According to the report just released by the International Rescue Committee, only 2,050 refugees have been admitted to the United States through the first half of the current fiscal year through the U.S. Refugee Admissions Program (USRAP).
“While the Biden administration has taken important steps to rebuild the USRAP … there has now been an unexplained and unjustified eight-week delay in issuing the revised refugee admissions policy,” the report stated.
That leaves Trump-era policies in place, the report says, adding that “As a result, tens of thousands of already-cleared refugees remain barred from resettlement and over 700 resettlement flights have been canceled, leaving vulnerable refugees in uncertain limbo.”
If the current pace continues and the policies are not changed, “the Biden administration will admit an estimated 4,510 refugees in FY21, less than half of the last year of the Trump administration and fewer than any president in history,” the group said.
The historic average is 80,000 admissions per year, and the current cap is 15,000.
In addition to the cap being historically low, it also bars admission of refugees from some of the “world’s worst displacement crises,” including countries such as Somalia, Syria and Yemen except in narrow cases.
“These categories have a strong impact on the composition of refugees admitted to the U.S., with an exclusionary impact on Muslim refugees and those fleeing the world’s worst crises in Africa, Asia, and the Middle East,” the group said.
Biden is also refusing to use resettlement for Central American refugees, according to the group, despite his executive order in February to do so.
“This directive is timely,” the group said. “the number of refugees in the Americas predicted to need resettlement is estimated to have increased to 29,374 people from 2020 to 2021, a 489% increase.”
Still, the group said, only 139 refugees from El Salvador, Guatemala and Honduras have been brought into the United States and only one refugee from Venezuela even though they represent 72% of all resettlement needs in the Americas, according to the IRC.
The IRC was critical of what it termed Trump’s Muslim ban and ban on refugees from African nations.
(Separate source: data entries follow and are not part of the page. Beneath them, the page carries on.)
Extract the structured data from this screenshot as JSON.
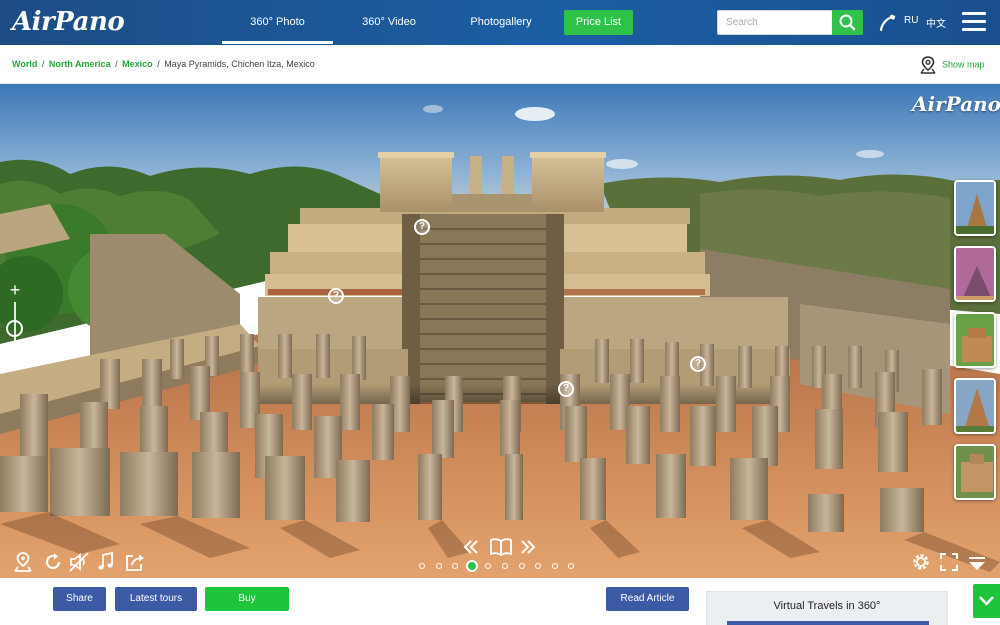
{
  "header": {
    "logo": "AirPano",
    "tabs": [
      {
        "label": "360° Photo",
        "active": true
      },
      {
        "label": "360° Video",
        "active": false
      },
      {
        "label": "Photogallery",
        "active": false
      }
    ],
    "price_list": "Price List",
    "search": {
      "placeholder": "Search",
      "value": ""
    },
    "phone_icon": "phone-icon",
    "languages": [
      "RU",
      "中文"
    ],
    "menu_icon": "hamburger-menu-icon"
  },
  "breadcrumb": {
    "links": [
      "World",
      "North America",
      "Mexico"
    ],
    "separator": "/",
    "current": "Maya Pyramids, Chichen Itza, Mexico"
  },
  "show_map": "Show map",
  "panorama": {
    "watermark": "AirPano",
    "hotspot_symbol": "?",
    "hotspot_count": 5,
    "zoom": {
      "plus": "+",
      "minus": "−"
    },
    "controls_left": [
      "map-pin-icon",
      "rotate-icon",
      "sound-off-icon",
      "music-icon",
      "share-icon"
    ],
    "controls_center": [
      "double-chevron-left-icon",
      "book-icon",
      "double-chevron-right-icon"
    ],
    "controls_right": [
      "settings-icon",
      "fullscreen-icon",
      "triangle-down-icon"
    ],
    "pages": {
      "total": 10,
      "current": 4
    },
    "thumbnail_count": 5
  },
  "bottom": {
    "share": "Share",
    "latest_tours": "Latest tours",
    "buy": "Buy",
    "read_article": "Read Article",
    "virtual_travels": "Virtual Travels in 360°"
  },
  "colors": {
    "nav_blue": "#1b5fa3",
    "accent_green": "#2fc24a",
    "button_blue": "#3d5aa5",
    "link_green": "#2aa23f"
  }
}
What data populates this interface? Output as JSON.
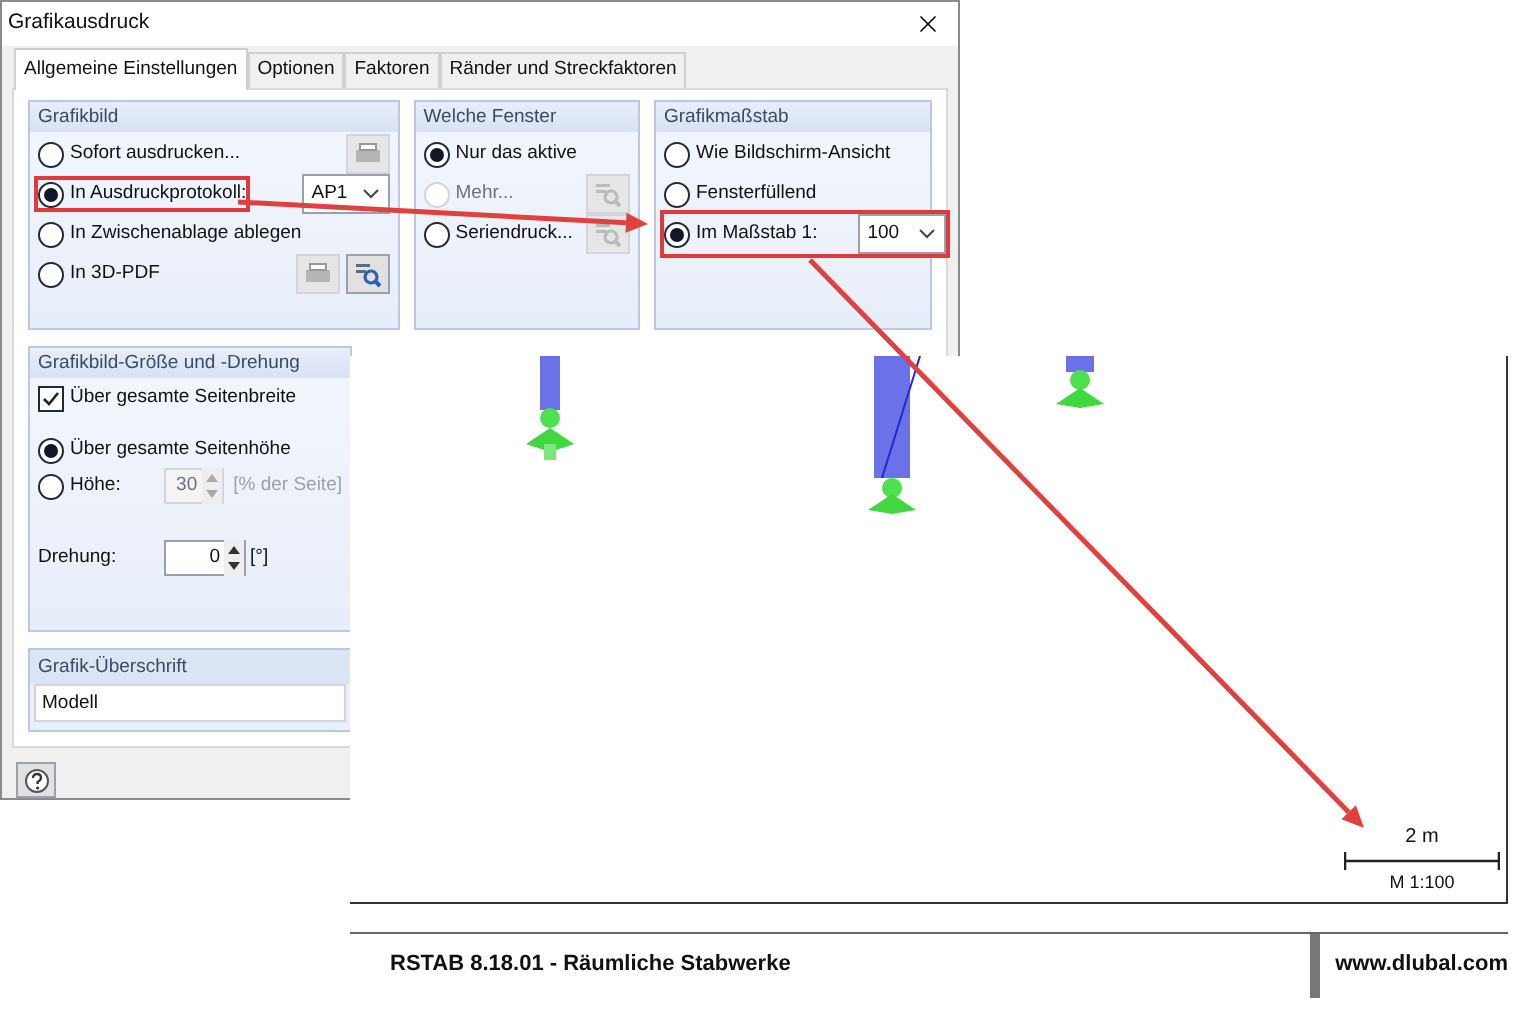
{
  "window": {
    "title": "Grafikausdruck"
  },
  "tabs": [
    {
      "label": "Allgemeine Einstellungen",
      "selected": true
    },
    {
      "label": "Optionen",
      "selected": false
    },
    {
      "label": "Faktoren",
      "selected": false
    },
    {
      "label": "Ränder und Streckfaktoren",
      "selected": false
    }
  ],
  "grafikbild": {
    "title": "Grafikbild",
    "options": [
      {
        "label": "Sofort ausdrucken...",
        "selected": false,
        "highlighted": false,
        "kind": "print"
      },
      {
        "label": "In Ausdruckprotokoll:",
        "selected": true,
        "highlighted": true,
        "kind": "dropdown",
        "value": "AP1"
      },
      {
        "label": "In Zwischenablage ablegen",
        "selected": false,
        "highlighted": false,
        "kind": "plain"
      },
      {
        "label": "In 3D-PDF",
        "selected": false,
        "highlighted": false,
        "kind": "print-preview"
      }
    ]
  },
  "welche_fenster": {
    "title": "Welche Fenster",
    "options": [
      {
        "label": "Nur das aktive",
        "selected": true,
        "disabled": false,
        "kind": "plain"
      },
      {
        "label": "Mehr...",
        "selected": false,
        "disabled": true,
        "kind": "preview"
      },
      {
        "label": "Seriendruck...",
        "selected": false,
        "disabled": false,
        "kind": "preview"
      }
    ]
  },
  "grafikmassstab": {
    "title": "Grafikmaßstab",
    "options": [
      {
        "label": "Wie Bildschirm-Ansicht",
        "selected": false,
        "highlighted": false,
        "kind": "plain"
      },
      {
        "label": "Fensterfüllend",
        "selected": false,
        "highlighted": false,
        "kind": "plain"
      },
      {
        "label": "Im Maßstab 1:",
        "selected": true,
        "highlighted": true,
        "kind": "dropdown",
        "value": "100"
      }
    ]
  },
  "groesse": {
    "title": "Grafikbild-Größe und -Drehung",
    "checkbox": {
      "label": "Über gesamte Seitenbreite",
      "checked": true
    },
    "options": [
      {
        "label": "Über gesamte Seitenhöhe",
        "selected": true,
        "kind": "plain"
      },
      {
        "label": "Höhe:",
        "selected": false,
        "kind": "spin",
        "value": "30",
        "unit": "[% der Seite]"
      }
    ],
    "drehung": {
      "label": "Drehung:",
      "value": "0",
      "unit": "[°]"
    }
  },
  "ueberschrift": {
    "title": "Grafik-Überschrift",
    "value": "Modell"
  },
  "printout": {
    "scale_distance": "2 m",
    "scale": "M 1:100",
    "program": "RSTAB 8.18.01 - Räumliche Stabwerke",
    "website": "www.dlubal.com"
  }
}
Biden, they say, is doing nothing to overturn those practices.
Republicans have been critical of Biden for his executive orders reversing Trump’s immigration policies, pointing to the current influx at the southern border, including unaccompanied children who are being crammed into facilities meant for far fewer people.
The Biden White House has been reluctant to term the situation a “crisis.”
“By rescinding the political asylum agreements we had with Mexico to remain in Mexico and Central American countries, we kept these applicants outside the United States,” Rep. Mike McCaul, R-Texas, told Fox News last week.
“The reversal of that policy under the Trump administration, with Biden reversing these policies, he has created a boondoggle for the traffickers, where they exploit these children,” McCaul said. “They separate them from their parents in Central America, and take them up this very dangerous journey.”
The White House didn’t respond to Fox’s request for comment.